そもそもトルコのオイルレスリングは、650年前のオスマントルコ帝国の進攻において、戦中のトルコ兵士の余興として始まったようです。
エディルネは鬱蒼とした森林に通る川のほとりに位置し、エディルネの郊外約2キロ、その川が二つに分かれるところに、競技が開催されるKirkpinar(クルクプナル)があります。
いくつもの泉が湧き出る美しい土地で、進攻に疲れた兵士たちの休息の場となったことは想像に難くありません。
実際にKirkpinarとは、kirk(40の)pinar(泉)という意味です。
ちなみに、トルコで40という数字は、九十九里浜の九十九のようなもので、「とにかくたくさんの」というニュアンスがあります。
トルコのことわざに「1杯のコーヒーが40年の(kirk yil)思い出になる」というのがありますが、ここでの40年は「生涯」と訳されます。
話が横道にそれましたが、この地で兵士たちは暇つぶしに取っ組み合いを始めました。
日の出とともに始め、日が暮れるまでやっていたそうです。
夜通し戦っても勝負がつかず、ついには力尽きて死んでしまった兵士がいるといわれ、彼らの埋葬地から湧き出た泉がKirkpinarの地名の由来であるという伝説があります。

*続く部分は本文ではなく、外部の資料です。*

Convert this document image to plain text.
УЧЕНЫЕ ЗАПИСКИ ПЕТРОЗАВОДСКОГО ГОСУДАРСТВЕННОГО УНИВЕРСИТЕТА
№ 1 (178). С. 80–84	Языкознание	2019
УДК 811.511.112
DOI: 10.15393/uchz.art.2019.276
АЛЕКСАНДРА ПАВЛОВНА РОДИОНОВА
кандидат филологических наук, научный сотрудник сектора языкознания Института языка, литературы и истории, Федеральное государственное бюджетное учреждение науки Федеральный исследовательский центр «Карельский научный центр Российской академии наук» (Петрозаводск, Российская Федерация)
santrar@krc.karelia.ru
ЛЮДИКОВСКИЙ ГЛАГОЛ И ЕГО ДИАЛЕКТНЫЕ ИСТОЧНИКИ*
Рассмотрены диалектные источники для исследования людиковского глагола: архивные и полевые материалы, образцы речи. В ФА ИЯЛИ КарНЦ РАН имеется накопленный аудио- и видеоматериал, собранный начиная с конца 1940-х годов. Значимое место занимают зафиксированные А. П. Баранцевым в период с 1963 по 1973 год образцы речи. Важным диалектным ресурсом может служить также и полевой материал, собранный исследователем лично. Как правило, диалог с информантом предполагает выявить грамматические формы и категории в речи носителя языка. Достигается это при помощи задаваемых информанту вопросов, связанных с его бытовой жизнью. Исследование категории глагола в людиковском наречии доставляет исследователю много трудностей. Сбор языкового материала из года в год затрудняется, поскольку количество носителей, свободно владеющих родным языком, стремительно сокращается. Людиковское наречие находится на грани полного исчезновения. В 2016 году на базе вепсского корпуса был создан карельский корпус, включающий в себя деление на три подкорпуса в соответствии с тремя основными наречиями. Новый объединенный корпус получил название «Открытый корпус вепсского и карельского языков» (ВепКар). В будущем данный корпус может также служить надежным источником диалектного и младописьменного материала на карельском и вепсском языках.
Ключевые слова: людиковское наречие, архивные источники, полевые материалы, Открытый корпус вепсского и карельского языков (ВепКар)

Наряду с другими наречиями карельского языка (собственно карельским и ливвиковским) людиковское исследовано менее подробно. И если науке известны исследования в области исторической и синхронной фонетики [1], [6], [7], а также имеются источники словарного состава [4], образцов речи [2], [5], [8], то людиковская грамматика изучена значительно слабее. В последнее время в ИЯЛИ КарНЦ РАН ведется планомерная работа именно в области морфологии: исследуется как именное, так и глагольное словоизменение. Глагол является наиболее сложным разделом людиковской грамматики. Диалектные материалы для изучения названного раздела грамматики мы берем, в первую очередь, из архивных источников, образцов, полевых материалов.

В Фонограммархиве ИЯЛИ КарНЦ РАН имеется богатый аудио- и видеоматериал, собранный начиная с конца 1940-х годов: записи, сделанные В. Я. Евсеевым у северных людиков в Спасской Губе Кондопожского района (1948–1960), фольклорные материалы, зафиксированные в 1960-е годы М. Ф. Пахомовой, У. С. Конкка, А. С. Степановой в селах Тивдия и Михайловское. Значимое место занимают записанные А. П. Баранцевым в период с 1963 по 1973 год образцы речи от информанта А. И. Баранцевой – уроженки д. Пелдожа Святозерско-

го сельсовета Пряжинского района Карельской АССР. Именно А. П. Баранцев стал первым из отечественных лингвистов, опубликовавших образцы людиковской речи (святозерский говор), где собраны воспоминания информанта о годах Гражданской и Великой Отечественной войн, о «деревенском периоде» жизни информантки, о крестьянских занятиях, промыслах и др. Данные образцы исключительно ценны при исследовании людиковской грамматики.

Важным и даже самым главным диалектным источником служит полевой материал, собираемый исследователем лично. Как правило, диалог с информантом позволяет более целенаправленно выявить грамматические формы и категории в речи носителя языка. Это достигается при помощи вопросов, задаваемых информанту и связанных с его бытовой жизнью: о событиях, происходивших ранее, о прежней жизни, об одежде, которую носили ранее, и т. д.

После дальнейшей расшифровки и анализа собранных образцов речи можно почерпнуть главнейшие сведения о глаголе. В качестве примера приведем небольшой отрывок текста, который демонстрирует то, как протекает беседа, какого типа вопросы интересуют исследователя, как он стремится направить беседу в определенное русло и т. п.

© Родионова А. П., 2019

のちに、大会として、総当たりで初代チャンピオンが出現したときから、毎年のレスリングコンテストは開かれています。
1999年度の大会は第638回です。
19世紀の終わり頃、バルカン戦争ですでに敵軍がこの地に迫っていたため大会を開催できない期間があったわけで、だから650よりいくらか少ない数字になっています。